A opinião de Kawamoto parece majoritária entre os hibakusha (sobreviventes das bombas). Também, segundo uma recente pesquisa da agência Kyodo, entre o total da população japonesa: 78,3% dos nipônicos consideram desnecessário que Obama peça desculpas.

“Depois que a bomba caiu, naturalmente eu odiava os norte-americanos. Mas agora não. O Japão virou a página, crescemos. O que queremos é lhe dar as boas-vindas”, afirma a senhora Watarida, de 89 anos, que ainda se lembra de como foi identificado o cadáver da sua irmã mais nova, no dia seguinte ao bombardeio: por causa das roupas que ela mesma havia costurado.

Se por um lado os japoneses não pediram, Obama, por outro, deixou claro a quem quis ouvir que não se desculpará.

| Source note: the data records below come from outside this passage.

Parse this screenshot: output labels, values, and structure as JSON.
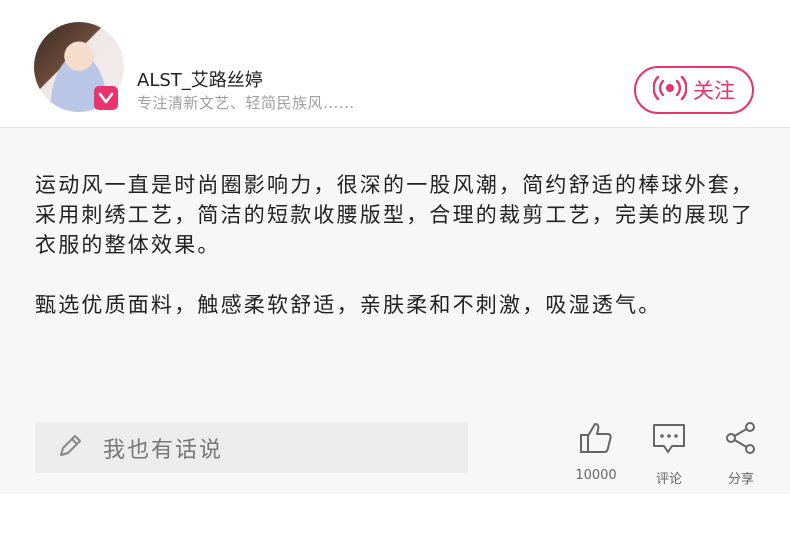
{
  "author": {
    "name": "ALST_艾路丝婷",
    "bio": "专注清新文艺、轻简民族风......"
  },
  "follow": {
    "label": "关注"
  },
  "post": {
    "paragraph_1": "运动风一直是时尚圈影响力，很深的一股风潮，简约舒适的棒球外套，采用刺绣工艺，简洁的短款收腰版型，合理的裁剪工艺，完美的展现了衣服的整体效果。",
    "paragraph_2": "甄选优质面料，触感柔软舒适，亲肤柔和不刺激，吸湿透气。"
  },
  "comment": {
    "placeholder": "我也有话说"
  },
  "actions": {
    "like_count": "10000",
    "comment_label": "评论",
    "share_label": "分享"
  },
  "colors": {
    "accent": "#e8336d",
    "background": "#f7f7f7"
  },
  "icons": [
    "verified-v-icon",
    "broadcast-icon",
    "pencil-icon",
    "thumbs-up-icon",
    "comment-icon",
    "share-icon"
  ]
}
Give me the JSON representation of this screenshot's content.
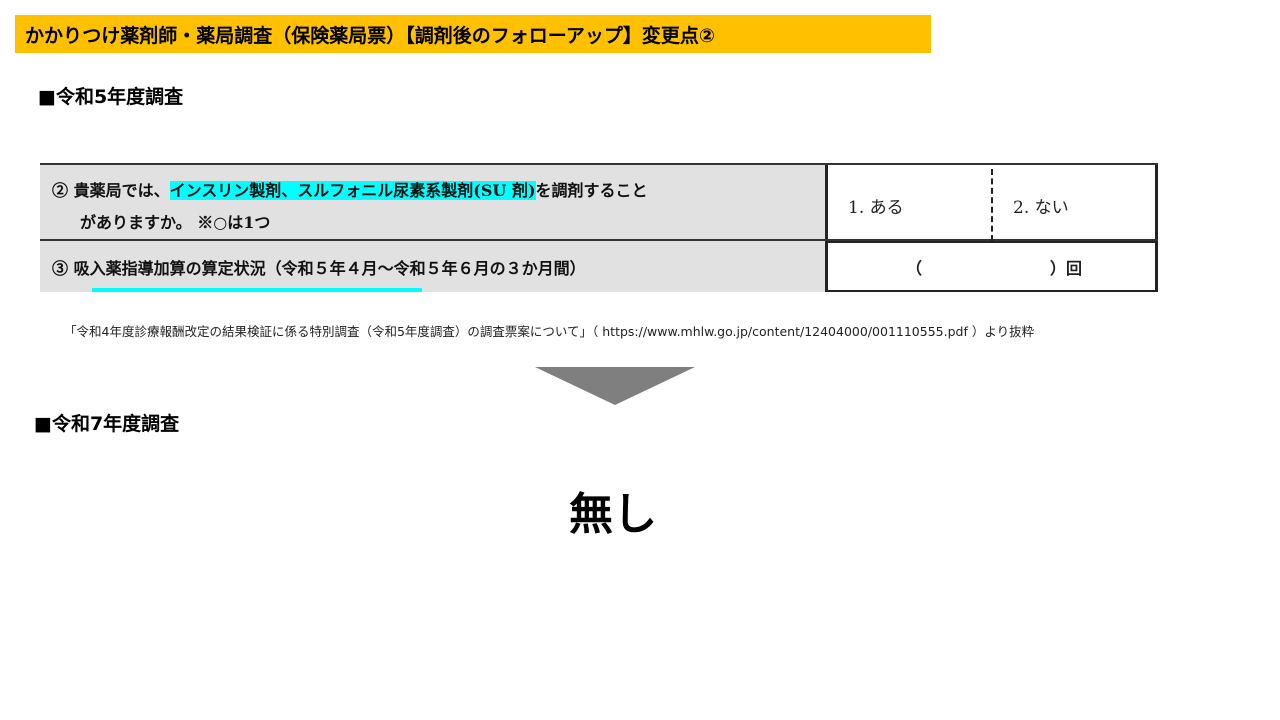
{
  "title": "かかりつけ薬剤師・薬局調査（保険薬局票）【調剤後のフォローアップ】変更点②",
  "section1_heading": "■令和5年度調査",
  "section2_heading": "■令和7年度調査",
  "table": {
    "q2": {
      "num": "②",
      "prefix": "貴薬局では、",
      "highlight": "インスリン製剤、スルフォニル尿素系製剤(SU 剤)",
      "suffix": "を調剤すること",
      "line2": "がありますか。 ※○は1つ",
      "options": [
        "1. ある",
        "2. ない"
      ]
    },
    "q3": {
      "text": "③ 吸入薬指導加算の算定状況（令和５年４月～令和５年６月の３か月間）",
      "answer_open": "（",
      "answer_close": "）回"
    }
  },
  "source_note": "「令和4年度診療報酬改定の結果検証に係る特別調査（令和5年度調査）の調査票案について」（ https://www.mhlw.go.jp/content/12404000/001110555.pdf ）より抜粋",
  "result_text": "無し",
  "colors": {
    "title_bg": "#ffc000",
    "highlight": "#00ffff",
    "arrow": "#7f7f7f",
    "question_bg": "#e1e1e1"
  }
}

Seu objetivo é “homenagear todos os que morreram na Segunda Guerra Mundial”, insistiu.

Nos Estados Unidos, é majoritária a opinião de que a bomba antecipou o fim da guerra e, portanto, acabou salvando vidas. Obama não quer, em hipótese alguma, fazer qualquer gesto que possa ser interpretado como menosprezo aos veteranos. Nem, em pleno frenesi eleitoral norte-americano, abrir um debate que poderia favorecer àqueles que o acusam de ter transformado sua política externa – com a aproximação com Cuba e o Vietnã, que também visitou esta semana – numa “turnê mundial de desculpas”.

Por isso, a visita de Obama foi brevíssima, menos de duas horas. Antes do desembarque, assessores diziam que, se o tempo permitisse, ele iria até a chamada Cúpula Atômica, o edifício em ruínas que se transformou em símbolo do desastre. Numa cerimônia muito curta, e diante de um reduzido número de pessoas – incluindo pelo menos três hibakusha –, depositou uma coroa de flores no mausoléu do Parque Memorial da Paz, onde repousam as cinzas de milhares de vítimas, e pronunciou um breve discurso. Tudo isso separado do público por cercas altas.

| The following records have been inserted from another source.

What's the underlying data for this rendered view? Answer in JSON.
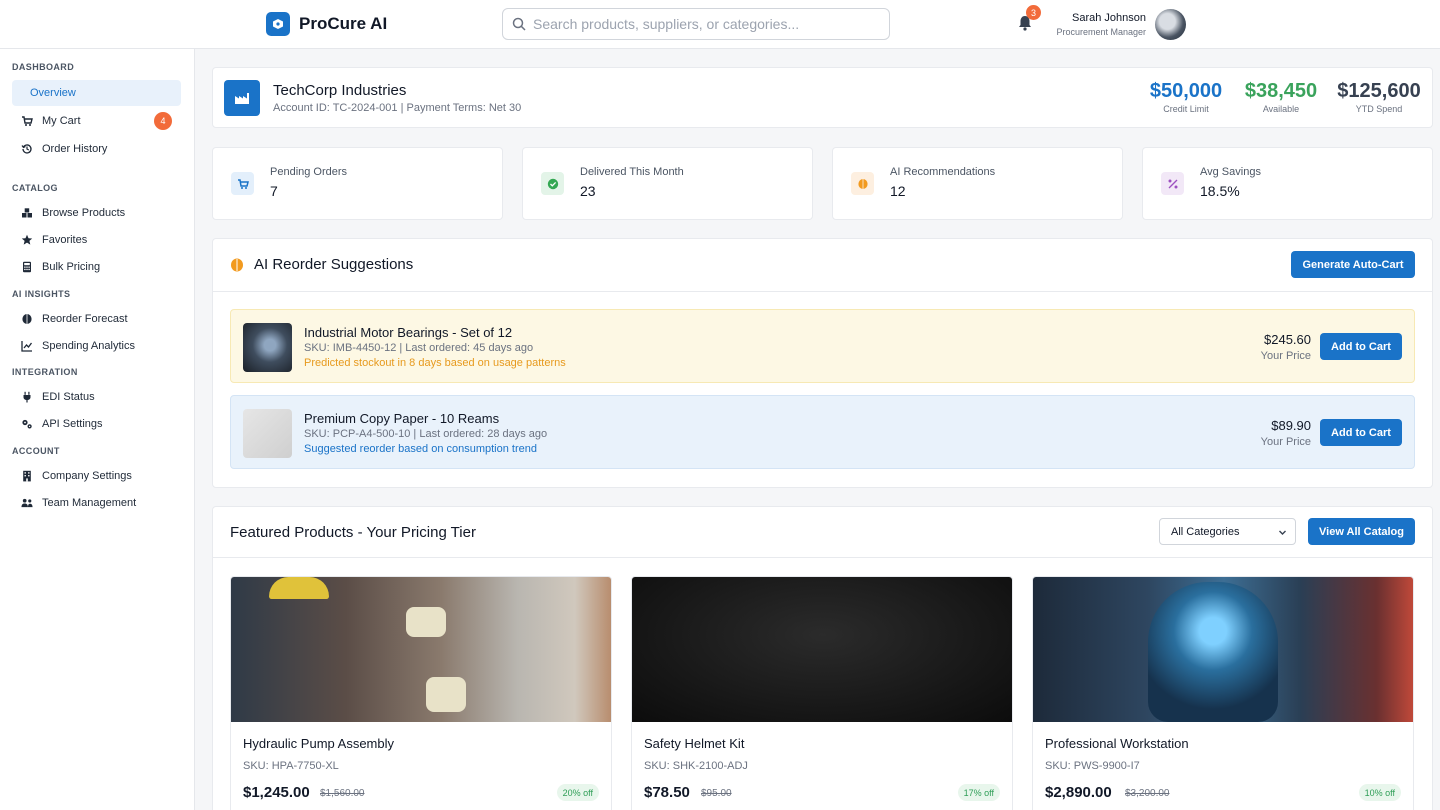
{
  "app": {
    "name": "ProCure AI"
  },
  "search": {
    "placeholder": "Search products, suppliers, or categories..."
  },
  "notifications": {
    "count": "3"
  },
  "user": {
    "name": "Sarah Johnson",
    "role": "Procurement Manager"
  },
  "sidebar": {
    "sections": [
      {
        "title": "DASHBOARD",
        "items": [
          {
            "label": "Overview",
            "icon": "home-icon",
            "active": true
          },
          {
            "label": "My Cart",
            "icon": "cart-icon",
            "badge": "4"
          },
          {
            "label": "Order History",
            "icon": "history-icon"
          }
        ]
      },
      {
        "title": "CATALOG",
        "items": [
          {
            "label": "Browse Products",
            "icon": "boxes-icon"
          },
          {
            "label": "Favorites",
            "icon": "star-icon"
          },
          {
            "label": "Bulk Pricing",
            "icon": "calculator-icon"
          }
        ]
      },
      {
        "title": "AI INSIGHTS",
        "items": [
          {
            "label": "Reorder Forecast",
            "icon": "brain-icon"
          },
          {
            "label": "Spending Analytics",
            "icon": "chart-line-icon"
          }
        ]
      },
      {
        "title": "INTEGRATION",
        "items": [
          {
            "label": "EDI Status",
            "icon": "plug-icon"
          },
          {
            "label": "API Settings",
            "icon": "cogs-icon"
          }
        ]
      },
      {
        "title": "ACCOUNT",
        "items": [
          {
            "label": "Company Settings",
            "icon": "building-icon"
          },
          {
            "label": "Team Management",
            "icon": "users-icon"
          }
        ]
      }
    ]
  },
  "account": {
    "company": "TechCorp Industries",
    "details": "Account ID: TC-2024-001 | Payment Terms: Net 30",
    "metrics": [
      {
        "value": "$50,000",
        "label": "Credit Limit",
        "color": "#1a73c8"
      },
      {
        "value": "$38,450",
        "label": "Available",
        "color": "#3aa35c"
      },
      {
        "value": "$125,600",
        "label": "YTD Spend",
        "color": "#374151"
      }
    ]
  },
  "stats": [
    {
      "label": "Pending Orders",
      "value": "7",
      "icon": "cart-icon",
      "bg": "#e3effb",
      "fg": "#1a73c8"
    },
    {
      "label": "Delivered This Month",
      "value": "23",
      "icon": "check-circle-icon",
      "bg": "#e3f4e8",
      "fg": "#34a853"
    },
    {
      "label": "AI Recommendations",
      "value": "12",
      "icon": "brain-icon",
      "bg": "#fdefe0",
      "fg": "#f29a1f"
    },
    {
      "label": "Avg Savings",
      "value": "18.5%",
      "icon": "percent-icon",
      "bg": "#f2e8f7",
      "fg": "#9c4fc0"
    }
  ],
  "suggestions": {
    "title": "AI Reorder Suggestions",
    "generate_label": "Generate Auto-Cart",
    "items": [
      {
        "name": "Industrial Motor Bearings - Set of 12",
        "sku": "SKU: IMB-4450-12 | Last ordered: 45 days ago",
        "note": "Predicted stockout in 8 days based on usage patterns",
        "price": "$245.60",
        "price_label": "Your Price",
        "button": "Add to Cart"
      },
      {
        "name": "Premium Copy Paper - 10 Reams",
        "sku": "SKU: PCP-A4-500-10 | Last ordered: 28 days ago",
        "note": "Suggested reorder based on consumption trend",
        "price": "$89.90",
        "price_label": "Your Price",
        "button": "Add to Cart"
      }
    ]
  },
  "featured": {
    "title": "Featured Products - Your Pricing Tier",
    "category_select": "All Categories",
    "view_all_label": "View All Catalog",
    "products": [
      {
        "name": "Hydraulic Pump Assembly",
        "sku": "SKU: HPA-7750-XL",
        "price": "$1,245.00",
        "old_price": "$1,560.00",
        "discount": "20% off"
      },
      {
        "name": "Safety Helmet Kit",
        "sku": "SKU: SHK-2100-ADJ",
        "price": "$78.50",
        "old_price": "$95.00",
        "discount": "17% off"
      },
      {
        "name": "Professional Workstation",
        "sku": "SKU: PWS-9900-I7",
        "price": "$2,890.00",
        "old_price": "$3,200.00",
        "discount": "10% off"
      }
    ]
  }
}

O que os sobreviventes de fato exigem de Obama é que cumpra outro dos objetivos da sua visita: dar um novo impulso à proposta de um mundo sem armas nucleares, conforme expôs o presidente em um discurso ainda no início da sua presidência, em 2009, em Praga.

A própria Casa Branca admite que “ainda resta muito por fazer”. Obama argumenta que “não esperava conseguir isso ao longo do meu mandato, nem sequer ao longo de minha vida”, e inclui entre seus avanços a assinatura de um novo tratado START, de redução de arsenais nucleares, com a Rússia, ocorrido no seu primeiro mandato, e a realização de cúpulas nucleares regulares.

“Não bastam as reduções. Com algumas poucas bombas pode-se destruir o mundo inteiro”, opina Keiko Ogura, que tinha 8 anos e morava na periferia de Hiroshima quando a bomba caiu. “Ainda lhe restam alguns meses no cargo, e ele já não precisa mais se preocupar se será ou não reeleito. Agora, pode se permitir. Esta visita pode significar um primeiro passo, e que ao voltar a Washington continue trabalhando para eliminar as armas nucleares. Seria uma maneira fantástica de concluir sua presidência.”